Het hof ziet aanleiding ter zake de maatregel van artikel 36f van het Wetboek van Strafrecht op te leggen als na te melden, nu de verdachte naar burgerlijk recht aansprakelijk is voor de schade die door het strafbare feit is toegebracht. (...)

Nu vaststaat dat de verdachte tot een bedrag van £ 120.000 aansprakelijk is voor de schade die door het bewezen verklaarde is toegebracht, zal het hof aan de verdachte de verplichting opleggen dat bedrag aan de Staat te betalen ten behoeve van het slachtoffer A."
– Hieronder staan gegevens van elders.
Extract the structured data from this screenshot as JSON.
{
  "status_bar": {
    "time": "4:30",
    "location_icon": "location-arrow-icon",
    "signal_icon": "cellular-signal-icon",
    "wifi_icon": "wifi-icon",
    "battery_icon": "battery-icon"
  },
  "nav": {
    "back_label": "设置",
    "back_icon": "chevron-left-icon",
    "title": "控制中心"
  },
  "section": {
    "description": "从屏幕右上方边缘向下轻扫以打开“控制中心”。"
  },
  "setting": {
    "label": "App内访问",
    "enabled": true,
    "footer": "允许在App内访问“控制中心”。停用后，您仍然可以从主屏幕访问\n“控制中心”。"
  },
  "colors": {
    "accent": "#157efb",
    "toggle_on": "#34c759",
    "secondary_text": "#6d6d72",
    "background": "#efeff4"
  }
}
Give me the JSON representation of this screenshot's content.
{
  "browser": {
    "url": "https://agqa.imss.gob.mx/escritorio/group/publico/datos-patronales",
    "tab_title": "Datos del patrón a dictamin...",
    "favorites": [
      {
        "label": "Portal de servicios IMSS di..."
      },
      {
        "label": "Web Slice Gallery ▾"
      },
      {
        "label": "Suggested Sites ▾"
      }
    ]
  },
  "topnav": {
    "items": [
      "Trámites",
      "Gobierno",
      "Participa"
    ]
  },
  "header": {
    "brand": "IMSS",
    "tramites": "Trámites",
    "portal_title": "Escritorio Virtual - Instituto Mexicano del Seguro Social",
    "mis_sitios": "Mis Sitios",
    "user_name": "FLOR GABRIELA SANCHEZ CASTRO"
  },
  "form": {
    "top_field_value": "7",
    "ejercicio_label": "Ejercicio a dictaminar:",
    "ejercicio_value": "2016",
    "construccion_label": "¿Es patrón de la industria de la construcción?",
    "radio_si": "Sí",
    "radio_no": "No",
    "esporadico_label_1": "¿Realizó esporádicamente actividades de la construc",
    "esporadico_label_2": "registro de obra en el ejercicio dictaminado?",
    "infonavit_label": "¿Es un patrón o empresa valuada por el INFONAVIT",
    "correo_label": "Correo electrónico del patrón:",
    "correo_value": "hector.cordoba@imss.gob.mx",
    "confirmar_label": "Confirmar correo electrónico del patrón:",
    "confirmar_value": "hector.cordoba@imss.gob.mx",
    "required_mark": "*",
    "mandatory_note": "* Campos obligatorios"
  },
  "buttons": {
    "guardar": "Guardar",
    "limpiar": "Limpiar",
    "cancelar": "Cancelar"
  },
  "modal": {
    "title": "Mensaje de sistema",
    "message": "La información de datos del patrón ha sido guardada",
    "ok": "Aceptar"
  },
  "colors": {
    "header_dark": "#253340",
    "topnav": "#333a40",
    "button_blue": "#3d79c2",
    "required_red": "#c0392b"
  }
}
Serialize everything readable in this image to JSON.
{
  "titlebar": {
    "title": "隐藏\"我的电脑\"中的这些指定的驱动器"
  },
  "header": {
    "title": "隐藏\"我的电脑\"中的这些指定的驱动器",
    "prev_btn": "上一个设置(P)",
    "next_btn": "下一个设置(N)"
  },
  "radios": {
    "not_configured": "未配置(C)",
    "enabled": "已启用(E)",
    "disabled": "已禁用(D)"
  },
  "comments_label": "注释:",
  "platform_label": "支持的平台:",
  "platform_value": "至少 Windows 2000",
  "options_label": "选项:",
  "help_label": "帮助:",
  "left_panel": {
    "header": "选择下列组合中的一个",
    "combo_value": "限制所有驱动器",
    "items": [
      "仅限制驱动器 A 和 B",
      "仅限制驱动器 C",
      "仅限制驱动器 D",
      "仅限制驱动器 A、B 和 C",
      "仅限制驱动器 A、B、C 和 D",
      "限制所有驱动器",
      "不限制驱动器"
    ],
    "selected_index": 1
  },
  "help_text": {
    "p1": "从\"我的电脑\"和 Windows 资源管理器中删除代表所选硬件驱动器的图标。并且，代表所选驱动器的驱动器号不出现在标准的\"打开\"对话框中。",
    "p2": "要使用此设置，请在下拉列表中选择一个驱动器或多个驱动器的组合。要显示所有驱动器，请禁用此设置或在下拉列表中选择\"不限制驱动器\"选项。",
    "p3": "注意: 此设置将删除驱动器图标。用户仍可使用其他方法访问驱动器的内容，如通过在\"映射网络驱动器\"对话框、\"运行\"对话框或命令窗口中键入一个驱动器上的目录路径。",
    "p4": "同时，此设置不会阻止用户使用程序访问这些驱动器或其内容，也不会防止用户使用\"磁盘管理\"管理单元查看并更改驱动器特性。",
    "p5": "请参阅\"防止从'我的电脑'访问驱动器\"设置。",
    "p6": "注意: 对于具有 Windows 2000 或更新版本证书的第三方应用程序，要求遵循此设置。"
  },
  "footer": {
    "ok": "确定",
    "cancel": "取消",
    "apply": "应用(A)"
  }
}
In de voetnoot bij de hiervoor weergegeven overwegingen heeft het Hof overwogen:

"Met de rechtbank overweegt het hof dat het equivalent van £ 120.000 thans niet in euro's is vast te stellen, nu de berekening van de tegenwaarde samenhangt met een aantal onbekende factoren, waaronder de wisselkoers, de aan- en verkoopprijs."

Middel

Het middel klaagt over de toewijzing door het Hof van de vordering van de benadeelde partij en de oplegging van de schadevergoedingsmaatregel voor zover deze in Britse ponden zijn uitgedrukt.

Beoordeling Hoge Raad

Voor zover het middel ervan uitgaat dat een benadeelde partij geen betaling kan vorderen van een in buitenlands geld uitgedrukte vordering of dat deze vordering niet in buitenlands geld kan worden toegewezen, steunt het op een onjuiste rechtsopvatting. Op de vordering van de benadeelde partij is het materiële burgerlijk recht van toepassing.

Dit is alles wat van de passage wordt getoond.